Berpartisipasinya orangtua untuk mengizinkan anak bermain, ujar Seto, merupakan salah satu bentuk pemenuhan hak anak. Hal tersebut karena permainan tradisional dapat mendorong tumbuh kembang anak menjadi lebih bermakna.
”Hak anak ada empat, yaitu hak untuk hidup, mendapatkan perlindungan, berpartisipasi, dan tumbuh kembang,” katanya.
Menurut Sakri, pemerintah sebenarnya telah memiliki banyak program demi mendorong kualitas hidup anak Indonesia. Misalnya, dengan program Germas atau Gerakan Masyarakat Hidup Sehat.
Germas merupakan program pemerintah mendorong perilaku hidup sehat yang dimulai dari keluarga. Germas dapat dilakukan melalui berbagai cara, seperti melakukan aktivitas fisik minimal 30 menit sehari, mengonsumsi sayur dan buah, memeriksa kesehatan secara rutin, dan membersihkan lingkungan.
”Untuk di sekolah, memang belum ada kewajiban untuk melakukan senam setiap hari,” ujar Sakri. Menurut dia, penyertaan program senam setiap hari di sekolah dapat mendorong anak untuk aktif bergerak.
Menanggapi belum optimalnya tumbuh kembang anak dan menurunnya minat terhadap permainan tradisional di era digital ini, PT Johnson & Johnson melalui Combantrin meluncurkan gerakan sosial #JamMainKita bersama LPAI.
Pada 25 Maret, perusahaan itu akan menggelar tempat bermain permainan tradisional saat hari bebas kendaraan bermotor di Monumen Nasional (Monas) Jakarta.
Tantangan masa kini
Presiden Direktur PT Johnson & Johnson Indonesia Lakish Hatalkar menyatakan, kemajuan teknologi di era digital ini membuat banyak keluarga Indonesia lebih sering menggunakan gawai ketimbang beraktivitas di luar ruangan. Kondisi itu berbeda dibandingkan di masa lalu ketika orang sering beraktivitas di luar ruangan.

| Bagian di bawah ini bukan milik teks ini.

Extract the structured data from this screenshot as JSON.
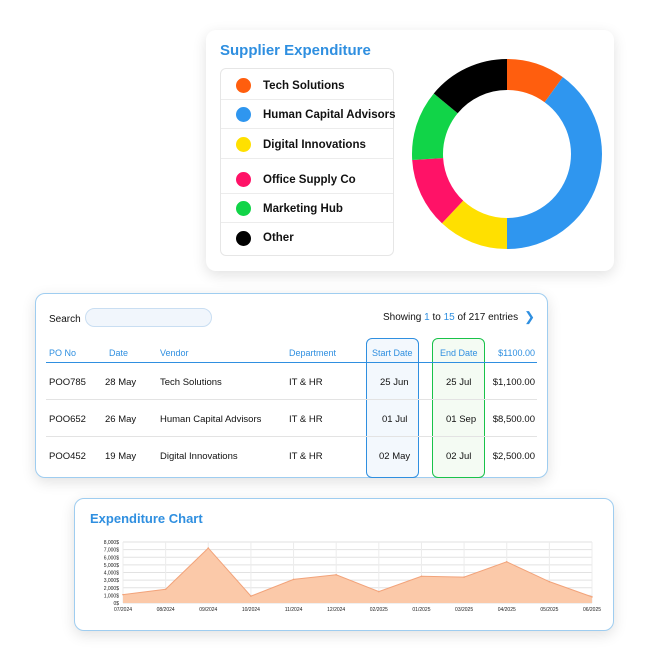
{
  "supplier": {
    "title": "Supplier Expenditure",
    "legend": [
      {
        "label": "Tech Solutions",
        "color": "#ff5e0e"
      },
      {
        "label": "Human Capital Advisors",
        "color": "#2f96ef"
      },
      {
        "label": "Digital Innovations",
        "color": "#ffe000"
      },
      {
        "label": "Office Supply Co",
        "color": "#ff1267"
      },
      {
        "label": "Marketing Hub",
        "color": "#11d448"
      },
      {
        "label": "Other",
        "color": "#000000"
      }
    ],
    "donut": [
      {
        "name": "Tech Solutions",
        "value": 10,
        "color": "#ff5e0e"
      },
      {
        "name": "Human Capital Advisors",
        "value": 40,
        "color": "#2f96ef"
      },
      {
        "name": "Digital Innovations",
        "value": 12,
        "color": "#ffe000"
      },
      {
        "name": "Office Supply Co",
        "value": 12,
        "color": "#ff1267"
      },
      {
        "name": "Marketing Hub",
        "value": 12,
        "color": "#11d448"
      },
      {
        "name": "Other",
        "value": 14,
        "color": "#000000"
      }
    ]
  },
  "table": {
    "search_label": "Search",
    "search_value": "",
    "pager": {
      "prefix": "Showing",
      "from": "1",
      "to_word": "to",
      "to": "15",
      "suffix": "of 217 entries",
      "next_icon": "chevron-right-icon"
    },
    "headers": {
      "po": "PO No",
      "date": "Date",
      "vendor": "Vendor",
      "department": "Department",
      "start": "Start Date",
      "end": "End Date",
      "amount": "$1100.00"
    },
    "rows": [
      {
        "po": "POO785",
        "date": "28 May",
        "vendor": "Tech Solutions",
        "department": "IT & HR",
        "start": "25 Jun",
        "end": "25 Jul",
        "amount": "$1,100.00"
      },
      {
        "po": "POO652",
        "date": "26 May",
        "vendor": "Human Capital Advisors",
        "department": "IT & HR",
        "start": "01 Jul",
        "end": "01 Sep",
        "amount": "$8,500.00"
      },
      {
        "po": "POO452",
        "date": "19 May",
        "vendor": "Digital Innovations",
        "department": "IT & HR",
        "start": "02 May",
        "end": "02 Jul",
        "amount": "$2,500.00"
      }
    ],
    "accent": "#2f8fe0",
    "end_accent": "#19c24a"
  },
  "chart": {
    "title": "Expenditure Chart"
  },
  "chart_data": {
    "type": "area",
    "title": "Expenditure Chart",
    "x": [
      "07/2024",
      "08/2024",
      "09/2024",
      "10/2024",
      "11/2024",
      "12/2024",
      "02/2025",
      "01/2025",
      "03/2025",
      "04/2025",
      "05/2025",
      "06/2025"
    ],
    "y_ticks": [
      "0$",
      "1,000$",
      "2,000$",
      "3,000$",
      "4,000$",
      "5,000$",
      "6,000$",
      "7,000$",
      "8,000$"
    ],
    "values": [
      1100,
      1800,
      7200,
      900,
      3100,
      3700,
      1500,
      3500,
      3400,
      5400,
      2800,
      800
    ],
    "ylim": [
      0,
      8000
    ],
    "grid": true,
    "fill_color": "#fbc9a9",
    "line_color": "#f2a37a"
  }
}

Berdasarkan data Asosiasi Penyelenggara Jasa Internet Indonesia (APJII) tahun 2017, jumlah pengguna internet di Indonesia pada 2017 mencapai 143,26 juta orang, meningkat dari 2016 yang sebanyak 132,7 juta orang.
Hal senada diutarakan Brand Manager Combantrin PT Johnson & Johnson Indonesia Rays Mitchelle. Anak-anak menjadi kecanduan terhadap gawai. Definisi permainan juga bergeser karena permainan tidak lagi dilakukan di luar ruangan secara bersama-sama.
Data dari Kementerian Komunikasi dan Informatika menyebutkan, 66,31 persen penduduk Indonesia mengakses internet menggunakan ponsel pintar. Sebanyak 65,34 persen dari jumlah tersebut berusia 9-19 tahun.
Peran orangtua, kata Seto, sangat penting untuk menjadi teladan bagi anak. Anak-anak adalah peniru terbaik di dunia. Ketika orangtua sibuk dengan gadget, mereka akan melakukan hal yang sama.
Anak-anak dinilai sebaiknya menggunakan gawai hanya sesuai kebutuhan. Orangtua diminta untuk tetap melakukan pengawasan karena tidak semua informasi dari internet dapat dipahami dengan tepat. ”Soal sejarah mungkin bisa diperoleh lewat gadget, tetapi isu kekerasan atau LGBT tidak bisa,” katanya.